In its way, “Uncle Albert/Admiral Halsey” is a meditation on a world that had changed so much in a few short years that it must’ve left older people feeling like their heads were spinning. The Uncle Albert of the first part was one of Paul’s beloved relatives. (Albert worked with Paul’s father at a Liverpool cotton business, and he’d married Paul’s aunt Milly. Paul told stories about how Albert would get drunk and read from the Bible.) For the first half of the song, Paul sings an honest and heartfelt apology to Albert, using Albert as a stand-in for a whole older generation: “We’re so sorry, Uncle Albert / We’re so sorry if we caused you any pain.”

Later on, Paul wrote that “Uncle Albert/Admiral Halsey” was “loosely about addressing that older generation, half thinking ‘What would they think of the way my generation does things?'” In his capacity as a Beatle, McCartney had been one of the people most responsible for that generational shift. And as an amiable type, he was conscious of how disorienting that was for a lot of people. But the song isn’t an altogether sincere apology, since Paul soon switches into a fake hoity-toity military-address voice, mocking the idea of anyone attempting to dictate the ways in which anyone else should live. Admiral Halsey was a real guy: William “Bull” Halsey, who’d commanded US forces in the Pacific during World War II and who’d died in 1959. McCartney seems to use him as a stand-in for increasingly irrelevant forces of authority.

Of course, you might not get any of that from listening to “Uncle Albert/Admiral Halsey.” McCartney’s lyrics seem to mostly consist of non-sequitur absurdities: “I had another look and I had a cup of tea and butter pie.” The central hook — “Haaaaands across the water” — wells up suddenly, out of nowhere, and it works as the sort of irritant that gets stuck in your head and slowly drives you nuts.

There’s a self-impressed cutesy feyness to “Uncle Albert/Admiral Halsey” that, if you’re not in the mood to indulge McCartney, can grate hard. (Ram has its cult now, but plenty of people at the time — Rolling Stone, Robert Christgau, John Lennon — just hated it.) And yet there’s also a gooey and overwhelming beauty to the whole affair, especially in those early moments when lazy blues-guitar leads are disappearing into thunderstorm sound-effects and orchestral splendor. In the Beatles, McCartney’s weird compositions could feel forced or confrontational. Here, the expansive sprawl is comfortable and lived-in. And yet some of the silly touches remain irritating as hell.

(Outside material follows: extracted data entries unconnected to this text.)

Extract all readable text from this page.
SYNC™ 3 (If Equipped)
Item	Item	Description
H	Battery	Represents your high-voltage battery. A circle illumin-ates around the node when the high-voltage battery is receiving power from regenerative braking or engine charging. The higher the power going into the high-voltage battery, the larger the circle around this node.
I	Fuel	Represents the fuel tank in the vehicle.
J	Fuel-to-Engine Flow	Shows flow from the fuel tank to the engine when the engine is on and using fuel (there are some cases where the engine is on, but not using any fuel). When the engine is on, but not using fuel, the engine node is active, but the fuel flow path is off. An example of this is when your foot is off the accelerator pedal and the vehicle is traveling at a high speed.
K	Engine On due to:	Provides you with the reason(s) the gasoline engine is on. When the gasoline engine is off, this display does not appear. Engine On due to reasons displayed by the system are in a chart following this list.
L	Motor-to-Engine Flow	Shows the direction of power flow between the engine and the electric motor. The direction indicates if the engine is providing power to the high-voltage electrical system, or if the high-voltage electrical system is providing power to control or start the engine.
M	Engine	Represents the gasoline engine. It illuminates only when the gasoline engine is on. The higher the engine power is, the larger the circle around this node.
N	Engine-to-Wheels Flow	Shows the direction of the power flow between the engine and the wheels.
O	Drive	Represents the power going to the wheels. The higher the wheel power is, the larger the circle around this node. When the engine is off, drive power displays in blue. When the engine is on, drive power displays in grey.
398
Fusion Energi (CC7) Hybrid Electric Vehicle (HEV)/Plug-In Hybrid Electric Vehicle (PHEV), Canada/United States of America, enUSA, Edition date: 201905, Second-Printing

It’s an early example of what I now think of as the Wes Anderson phenomenon: compositional brilliance and uncompromising personal aesthetic put in service of showy affectation.

Many years ago, I interviewed James Murphy, and he went off on this tangent where he lamented the way his younger contemporaries just weren’t trying. (This was when Sound Of Silver was about to come out, so he had license to talk shit. The interview sadly isn’t online anymore, so I’m going off of what I remember.) Murphy was making the point that Coldplay’s Chris Martin could be as great as Paul McCartney, who Murphy called “a hack.” But Chris Martin, as Murphy saw it, wasn’t willing to make himself look stupid and fail. (I would love to hear Murphy’s take on those fake military jackets that Coldplay started wearing when Viva La Vida came out.) Murphy’s point was something like this (and I’m paraphrasing here): You don’t get something like Ram unless you’re willing to fall on your face. And that’s “Uncle Albert/Admiral Halsey,” a song that somehow manages to fall on its face and to soar at the same time.